Milner acknowledges that we can’t all be scientific geniuses or contribute millions of dollars to astronomy programmes. Still, everyone can advance the mission to explore and understand our Universe in their way.

Artists, writers, musicians, architects, technologists — anyone who contributes to the progress of civilisation or embraces the adventurous spirit of Eureka Manifesto — can help drive humanity to a brighter future.

About Yuri Milner

Yuri Milner is the founder of DST Global, a prominent investment company focused on internet technologies. The company’s portfolio has included Facebook, Twitter, WhatsApp, Spotify, Airbnb, Snapchat, and Alibaba.

Through the Breakthrough Foundation, Milner and his wife support various projects that support leading researchers in science and mathematics, spread scientific ideas amongst younger generations, and invest in pioneering space programmes.

In 2012, the Milners partnered with Anne Wojcicki, Sergey Brin, Priscilla Chan, and Mark Zuckerberg to establish the Breakthrough Prize. The world’s largest scientific award, the Breakthrough Prize honours important achievements in Fundamental Physics, Mathematics, and Life Sciences.
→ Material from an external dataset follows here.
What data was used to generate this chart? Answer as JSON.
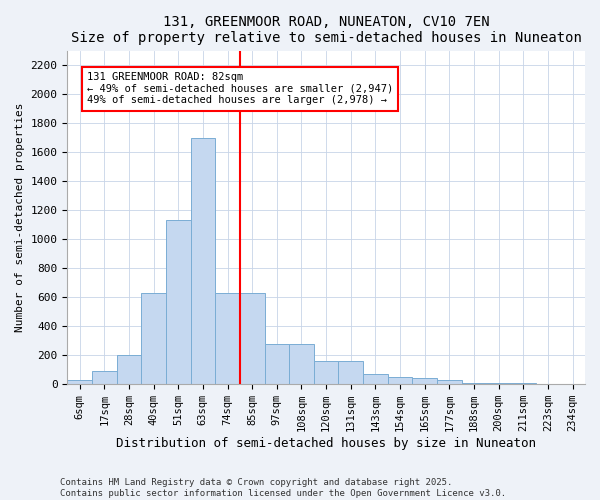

In 2015, Milner joined Stephen Hawking to launch the Breakthrough Initiatives, a suite of space science programmes that investigate the fundamental questions of life in our Universe. Thanks to an injection of $100 million in funding through the Breakthrough Foundation, Breakthrough Listen has reinvigorated SETI and produced extensive surveys of the sky.

In 2021, Milner published the short book Eureka Manifesto to share his views on humanity’s place in the Universe and our role in its future.